Strano però: queste critiche arrivano quasi sempre da chi ha perso.
La verità è più semplice (e forse più scomoda): il calcio non è una gara di stile, è una gara di risultato.
Il Cagliari viene da una vittoria soffertissima 1-0 contro la Juve in casa e da un 2-1 a Firenze contro la Fiorentina. Due vittorie storiche, due partite diverse, stesso denominatore comune: intelligenza tattica, sacrificio e concretezza.

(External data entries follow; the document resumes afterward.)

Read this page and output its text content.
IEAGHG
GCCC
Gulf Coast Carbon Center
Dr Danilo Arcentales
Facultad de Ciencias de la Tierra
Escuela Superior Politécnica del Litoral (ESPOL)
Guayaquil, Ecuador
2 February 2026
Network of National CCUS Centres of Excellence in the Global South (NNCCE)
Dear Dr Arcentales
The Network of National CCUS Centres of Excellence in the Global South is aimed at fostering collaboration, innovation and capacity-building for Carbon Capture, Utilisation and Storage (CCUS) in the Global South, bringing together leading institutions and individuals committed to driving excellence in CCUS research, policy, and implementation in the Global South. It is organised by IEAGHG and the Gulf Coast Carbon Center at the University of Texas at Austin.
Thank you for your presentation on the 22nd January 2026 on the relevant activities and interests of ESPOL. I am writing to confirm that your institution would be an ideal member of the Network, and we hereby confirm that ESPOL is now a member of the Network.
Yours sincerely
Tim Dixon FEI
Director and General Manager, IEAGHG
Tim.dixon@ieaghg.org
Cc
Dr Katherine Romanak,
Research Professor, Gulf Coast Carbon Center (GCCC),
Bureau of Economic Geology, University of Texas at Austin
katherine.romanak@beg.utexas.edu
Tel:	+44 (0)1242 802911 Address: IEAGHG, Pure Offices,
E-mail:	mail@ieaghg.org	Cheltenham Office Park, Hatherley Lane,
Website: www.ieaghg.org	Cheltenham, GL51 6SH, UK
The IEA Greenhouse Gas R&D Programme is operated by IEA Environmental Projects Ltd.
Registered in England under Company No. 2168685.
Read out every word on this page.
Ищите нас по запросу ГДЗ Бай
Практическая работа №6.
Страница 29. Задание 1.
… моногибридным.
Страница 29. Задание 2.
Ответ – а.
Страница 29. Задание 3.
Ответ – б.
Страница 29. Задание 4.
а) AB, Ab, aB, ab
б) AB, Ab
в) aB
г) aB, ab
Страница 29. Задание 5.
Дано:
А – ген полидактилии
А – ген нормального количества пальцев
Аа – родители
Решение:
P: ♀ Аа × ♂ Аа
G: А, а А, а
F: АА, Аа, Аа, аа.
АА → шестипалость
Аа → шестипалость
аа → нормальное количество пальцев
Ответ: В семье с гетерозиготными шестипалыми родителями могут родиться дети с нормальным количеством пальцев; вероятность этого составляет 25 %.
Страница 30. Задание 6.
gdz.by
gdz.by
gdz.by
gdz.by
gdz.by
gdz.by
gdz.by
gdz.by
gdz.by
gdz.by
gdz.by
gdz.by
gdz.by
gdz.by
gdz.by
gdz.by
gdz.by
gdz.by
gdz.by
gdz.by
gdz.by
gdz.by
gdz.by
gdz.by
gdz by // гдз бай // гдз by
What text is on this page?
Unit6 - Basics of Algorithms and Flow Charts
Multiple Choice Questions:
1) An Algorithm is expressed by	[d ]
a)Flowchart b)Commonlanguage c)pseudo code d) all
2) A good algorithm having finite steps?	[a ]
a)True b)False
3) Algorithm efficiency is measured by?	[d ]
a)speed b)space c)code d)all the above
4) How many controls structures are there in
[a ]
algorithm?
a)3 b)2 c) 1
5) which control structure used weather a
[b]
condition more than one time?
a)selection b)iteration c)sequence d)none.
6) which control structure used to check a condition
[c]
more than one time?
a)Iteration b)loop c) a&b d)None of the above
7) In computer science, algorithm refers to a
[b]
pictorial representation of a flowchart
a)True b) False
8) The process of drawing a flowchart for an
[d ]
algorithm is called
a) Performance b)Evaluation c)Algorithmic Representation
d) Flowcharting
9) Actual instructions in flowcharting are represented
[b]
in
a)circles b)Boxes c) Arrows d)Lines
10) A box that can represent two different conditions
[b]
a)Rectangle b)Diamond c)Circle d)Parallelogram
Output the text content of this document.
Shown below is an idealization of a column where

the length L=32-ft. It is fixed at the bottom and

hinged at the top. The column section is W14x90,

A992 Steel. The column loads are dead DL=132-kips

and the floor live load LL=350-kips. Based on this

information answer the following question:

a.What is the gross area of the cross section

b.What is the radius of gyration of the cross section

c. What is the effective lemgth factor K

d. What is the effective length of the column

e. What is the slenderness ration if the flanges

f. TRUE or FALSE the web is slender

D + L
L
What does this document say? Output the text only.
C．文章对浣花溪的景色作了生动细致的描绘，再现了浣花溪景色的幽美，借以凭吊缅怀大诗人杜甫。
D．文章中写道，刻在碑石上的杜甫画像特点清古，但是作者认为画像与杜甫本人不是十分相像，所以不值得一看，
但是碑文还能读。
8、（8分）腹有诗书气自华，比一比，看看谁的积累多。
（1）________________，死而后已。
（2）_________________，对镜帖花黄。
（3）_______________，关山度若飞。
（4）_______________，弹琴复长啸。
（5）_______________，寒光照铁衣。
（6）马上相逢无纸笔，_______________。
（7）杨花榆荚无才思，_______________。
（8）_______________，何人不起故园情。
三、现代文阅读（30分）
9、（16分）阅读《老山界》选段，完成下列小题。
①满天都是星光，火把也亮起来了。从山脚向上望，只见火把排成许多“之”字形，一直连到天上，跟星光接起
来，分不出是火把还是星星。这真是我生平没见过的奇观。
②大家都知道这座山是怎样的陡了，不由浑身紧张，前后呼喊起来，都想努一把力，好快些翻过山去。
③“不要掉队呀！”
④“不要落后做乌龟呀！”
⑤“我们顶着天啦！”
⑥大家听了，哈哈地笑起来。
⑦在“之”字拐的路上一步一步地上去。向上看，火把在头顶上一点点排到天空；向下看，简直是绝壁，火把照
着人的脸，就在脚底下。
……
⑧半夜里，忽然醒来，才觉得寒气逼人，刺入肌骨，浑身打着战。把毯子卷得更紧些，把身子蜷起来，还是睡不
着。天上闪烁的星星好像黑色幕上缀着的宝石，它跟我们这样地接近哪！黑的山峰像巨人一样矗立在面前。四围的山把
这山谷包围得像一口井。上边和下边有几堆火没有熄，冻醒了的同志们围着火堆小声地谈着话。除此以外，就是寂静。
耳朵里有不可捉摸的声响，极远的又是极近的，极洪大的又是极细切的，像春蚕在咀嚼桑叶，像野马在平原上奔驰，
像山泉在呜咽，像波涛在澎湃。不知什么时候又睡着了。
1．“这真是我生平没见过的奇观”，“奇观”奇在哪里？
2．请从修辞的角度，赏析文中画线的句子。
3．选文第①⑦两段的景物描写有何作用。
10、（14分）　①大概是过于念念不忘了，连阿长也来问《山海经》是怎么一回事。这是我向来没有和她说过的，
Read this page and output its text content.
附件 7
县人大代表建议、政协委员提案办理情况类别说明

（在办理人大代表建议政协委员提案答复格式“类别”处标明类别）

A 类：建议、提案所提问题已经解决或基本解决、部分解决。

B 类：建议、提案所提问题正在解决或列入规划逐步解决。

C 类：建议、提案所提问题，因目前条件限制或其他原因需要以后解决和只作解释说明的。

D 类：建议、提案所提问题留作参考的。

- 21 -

Difendere bene non è antisportivo.
Soffrire non è vergognoso.
Lasciare il pallone agli altri e colpire quando serve è una scelta, non un limite.
Il Cagliari non gioca per piacere agli avversari o agli opinionisti: gioca per salvarsi, per restare in Serie A, per valorizzare ogni punto come fosse oro. E quando non hai il budget, la rosa e le alternative delle big, devi usare tutte le armi che hai: organizzazione, compattezza, cuore, lettura delle partite.
Il possesso palla non assegna punti.
Le occasioni sprecate non valgono in classifica.
I gol sì.
Se difendi bene, resisti, riparti e vinci… non è “mettere il pullman”, è saper giocare il proprio campionato.
E forse il problema non è come gioca il Cagliari.
Forse il problema è accettare che, a volte, il calcio premia chi è più lucido, non chi fa più rumore.